Мне действительно лень спорить, а кроме того, я хочу быть с ней всю жизнь и даже согласен по всем правилам принять католичество, если это необходимо для того, чтобы она навсегда осталась со мной. Я даже заговорил высокопарно, сказал, что такие выражения, как «высшие моральные принципы», напоминают мне камеру пыток. Но она восприняла как обиду эту мою готовность перейти в католичество только ради того, чтобы она от меня не ушла. А я-то думал ей этим польстить, потому и зашел так далеко. Но она сказала, что дело сейчас не во мне и не в ней, а в «принципах». Это было вечером, в номере ганноверской гостиницы – одной из тех дорогих гостиниц, где всегда недоливают чашку, когда заказываешь кофе. В этих гостиницах все так изысканно, что полная чашка кофе считается вульгарной, и кельнеры знают правила хорошего тона куда лучше тех бонтонных господ, которые там останавливаются. В таких гостиницах я чувствую себя как в особенно дорогом и особенно скучном интернате, а в этот вечер я еще смертельно устал – три выступления подряд. Днем – перед какими-то акционерами сталелитейной компании, после обеда – перед выпускниками педагогической академии, а вечером – варьете, где аплодировали так вяло, что я подумал: видно, моей карьере приходит конец. А когда я заказал в этом дурацком отеле пиво в номер, старший кельнер таким ледяным голосом сказал: «Слушаюсь», будто я попросил у него стакан помоев, и мне подали пиво в серебряном бокале. Я устал, мне хотелось только выпить пива, немножко поиграть в «братец-не-сердись», принять ванну, почитать вечерние газеты и уснуть рядом с Мари: правая рука у нее на груди, и щека к щеке, чтобы я мог унести в сон запах ее волос. В ушах у меня еще звучали вялые аплодисменты. С их стороны было бы куда человечнее всем сразу опустить большой палец вниз. А это усталое, вялое презрение к моим номерам было безвкусным, как пиво в нелепом серебряном бокале. И сейчас я был просто не в состоянии вести философские разговоры.

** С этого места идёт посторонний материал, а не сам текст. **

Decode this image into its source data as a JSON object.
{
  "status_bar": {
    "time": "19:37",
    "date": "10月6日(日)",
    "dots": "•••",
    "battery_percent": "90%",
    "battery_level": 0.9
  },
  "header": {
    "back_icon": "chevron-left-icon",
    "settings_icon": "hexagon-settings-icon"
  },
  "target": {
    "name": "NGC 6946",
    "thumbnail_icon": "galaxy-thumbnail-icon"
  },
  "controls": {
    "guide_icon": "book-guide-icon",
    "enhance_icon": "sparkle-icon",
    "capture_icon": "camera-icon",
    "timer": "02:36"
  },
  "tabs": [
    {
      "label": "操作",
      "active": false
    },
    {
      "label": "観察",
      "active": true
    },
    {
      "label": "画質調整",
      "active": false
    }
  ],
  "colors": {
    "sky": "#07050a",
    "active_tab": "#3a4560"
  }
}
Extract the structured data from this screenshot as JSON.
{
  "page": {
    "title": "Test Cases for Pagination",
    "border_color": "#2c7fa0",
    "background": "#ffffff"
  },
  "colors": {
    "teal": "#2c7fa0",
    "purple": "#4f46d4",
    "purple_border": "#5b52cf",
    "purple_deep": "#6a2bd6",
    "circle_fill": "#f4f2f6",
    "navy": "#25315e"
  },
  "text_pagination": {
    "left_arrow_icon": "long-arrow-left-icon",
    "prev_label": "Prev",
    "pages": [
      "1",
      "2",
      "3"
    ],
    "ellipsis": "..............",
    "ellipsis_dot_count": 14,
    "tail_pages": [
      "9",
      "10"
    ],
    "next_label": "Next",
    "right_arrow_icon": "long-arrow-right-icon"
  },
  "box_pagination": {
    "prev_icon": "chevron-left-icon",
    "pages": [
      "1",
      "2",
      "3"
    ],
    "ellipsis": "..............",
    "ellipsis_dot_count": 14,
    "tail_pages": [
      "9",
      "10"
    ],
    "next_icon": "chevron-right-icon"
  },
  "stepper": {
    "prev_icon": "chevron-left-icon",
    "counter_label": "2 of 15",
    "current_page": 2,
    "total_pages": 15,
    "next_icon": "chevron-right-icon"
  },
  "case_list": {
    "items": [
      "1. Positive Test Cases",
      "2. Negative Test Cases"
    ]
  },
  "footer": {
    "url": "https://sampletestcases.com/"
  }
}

– Об этом и идет речь, Ганс, – сказала она, понизив голос, и даже не заметила, что для нас слово «это» имело особое значение, видно, уже забыла.
Она ходила взад и вперед около изножья кровати и подкрепляла свои слова такими короткими точными взмахами сигареты, что клубочки дыма казались знаками препинания. За эти годы она приучилась курить; сейчас в своем бледно-зеленом пуловере она была очень хороша: белая кожа, потемневшие волосы, впервые я увидел жилки у нее на шее. Я сказал:
– Пожалей меня, дай мне сперва выспаться, завтра утром поговорим обо всем, и в особенности об этом.